Ces trois éléments – consommation de tabac, alcool, et obésité – sont prégnants dans toutes les sociétés occidentales, et de plus en plus également dans les pays dits en voie de développement. Selon l’OMS, le nombre de personnes en situation d’obésité aurait triplé depuis 1975. En 2016 dans le monde, 13 % des adultes de 18 ans et plus étaient obèses, et 39 % en surpoids2. Il existe bien entendu des différences, faibles parfois mais d’autres fois assez importantes. Les Hongrois, les Belges et les Suédois ne semblent, par exemple, pas avoir les mêmes habitudes en la matière. Le TABLEAU 9 donne les statistiques de consommation de tabac, d’alcool et le taux d’obésité au niveau du pays.

Nous pouvons voir que la Hongrie accumule les facteurs de risque parmi les plus élevés : selon les chiffres de ce tableau, plus d’un quart de la population hongroise fume de façon quotidienne et plus d’un quart de la population est obèse. Leur consommation d’alcool est, dans la moyenne, au même niveau que celui des Belges. D’ailleurs, la Belgique se place au niveau de la moyenne des pays repris, et la Suède est le pays ayant les statistiques traduisant le comportement moyen le plus sain.

Tableau 9 : tabagisme, alcool et obésité
Pays classés en fonction du pourcentage de fumeurs, du plus petit au plus grand. Statistiques de l’OCDE pour les personnes de 15 ans et plus. Source : Adaptation du Tableau 3, T. GARCÍA-MUÑOZ et al. (2018), OCDE, Panorama des statistiques de l’OCDE 2014, Économie, environnement et société.

Ces différences ne sont pas nécessairement aléatoires. Les habitudes en termes de santé ne sont pas innées et sont façonnées en partie par l’éducation à la maison, à l’école, et ailleurs. Les auteurs de l’étude tentent de déterminer si ces comportements varient de manière systématique entre les pays et pourraient donc être associés à des facteurs culturels.
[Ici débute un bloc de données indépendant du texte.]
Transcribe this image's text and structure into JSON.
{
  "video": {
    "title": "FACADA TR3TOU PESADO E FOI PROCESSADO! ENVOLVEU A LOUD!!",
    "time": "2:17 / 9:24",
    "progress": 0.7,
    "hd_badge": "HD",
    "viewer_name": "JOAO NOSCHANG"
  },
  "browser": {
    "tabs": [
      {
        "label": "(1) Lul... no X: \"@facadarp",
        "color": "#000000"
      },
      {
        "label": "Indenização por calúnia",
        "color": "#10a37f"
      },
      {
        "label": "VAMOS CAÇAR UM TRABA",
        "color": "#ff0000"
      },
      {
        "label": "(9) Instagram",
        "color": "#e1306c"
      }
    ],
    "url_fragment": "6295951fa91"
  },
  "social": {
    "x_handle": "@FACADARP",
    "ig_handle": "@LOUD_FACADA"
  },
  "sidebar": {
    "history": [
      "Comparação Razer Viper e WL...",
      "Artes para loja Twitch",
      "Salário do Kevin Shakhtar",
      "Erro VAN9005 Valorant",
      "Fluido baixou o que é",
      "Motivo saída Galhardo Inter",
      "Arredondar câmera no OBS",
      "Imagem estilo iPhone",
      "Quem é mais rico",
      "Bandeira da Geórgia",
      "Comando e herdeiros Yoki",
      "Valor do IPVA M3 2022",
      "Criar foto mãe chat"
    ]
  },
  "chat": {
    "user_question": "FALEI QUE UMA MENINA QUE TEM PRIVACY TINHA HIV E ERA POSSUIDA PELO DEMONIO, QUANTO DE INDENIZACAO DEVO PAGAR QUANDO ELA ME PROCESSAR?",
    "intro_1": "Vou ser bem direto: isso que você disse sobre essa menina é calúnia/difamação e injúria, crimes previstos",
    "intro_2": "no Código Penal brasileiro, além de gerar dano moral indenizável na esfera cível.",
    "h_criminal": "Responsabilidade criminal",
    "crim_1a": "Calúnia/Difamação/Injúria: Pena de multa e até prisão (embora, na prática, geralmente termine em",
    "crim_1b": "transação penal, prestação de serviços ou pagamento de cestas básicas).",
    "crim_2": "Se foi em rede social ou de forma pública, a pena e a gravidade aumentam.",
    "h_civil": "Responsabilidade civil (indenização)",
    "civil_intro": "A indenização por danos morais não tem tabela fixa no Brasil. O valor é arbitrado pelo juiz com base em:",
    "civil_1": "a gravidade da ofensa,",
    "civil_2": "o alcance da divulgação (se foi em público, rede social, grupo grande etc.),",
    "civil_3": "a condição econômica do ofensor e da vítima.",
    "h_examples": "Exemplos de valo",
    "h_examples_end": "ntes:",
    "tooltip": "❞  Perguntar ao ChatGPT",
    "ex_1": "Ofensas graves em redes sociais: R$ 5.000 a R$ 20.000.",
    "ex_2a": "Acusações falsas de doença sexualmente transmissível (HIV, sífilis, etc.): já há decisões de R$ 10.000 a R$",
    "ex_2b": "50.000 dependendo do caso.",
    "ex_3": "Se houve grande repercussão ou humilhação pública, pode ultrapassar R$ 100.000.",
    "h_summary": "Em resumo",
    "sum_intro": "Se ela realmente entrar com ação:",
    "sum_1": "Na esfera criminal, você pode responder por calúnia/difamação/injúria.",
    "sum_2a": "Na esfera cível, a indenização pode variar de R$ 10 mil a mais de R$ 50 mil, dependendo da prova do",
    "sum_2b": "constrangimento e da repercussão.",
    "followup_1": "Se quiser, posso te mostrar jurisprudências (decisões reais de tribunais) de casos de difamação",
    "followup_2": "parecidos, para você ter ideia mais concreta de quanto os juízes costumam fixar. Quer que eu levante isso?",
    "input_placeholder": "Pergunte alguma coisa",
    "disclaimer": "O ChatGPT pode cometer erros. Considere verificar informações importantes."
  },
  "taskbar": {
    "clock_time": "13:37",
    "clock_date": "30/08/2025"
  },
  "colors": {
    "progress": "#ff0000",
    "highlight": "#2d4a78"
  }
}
En effet, les habitudes peuvent s’acquérir dès l’enfance par l’école ou le cercle familial ; elles dépendent également de l’efficacité des politiques mises en place par les institutions, selon les priorités qu’elles se donnent en termes de prévention et d’information, ou encore de l’environnement spécifique à un pays ou une région.

Cela dit, l’évolution de la manière dont sont perçus certains comportements à risque est souvent culturelle et trouve son origine dans l’histoire du pays. Pour illustrer ceci, les auteurs donnent l’exemple de deux groupes de pays qui perçoivent différemment la consommation d’alcool : dans les pays scandinaves on la perçoit généralement de manière négative, liée à la violence ; à l’opposé, dans les pays méditerranéens, on la voit plutôt jouer un rôle social, à connotation positive.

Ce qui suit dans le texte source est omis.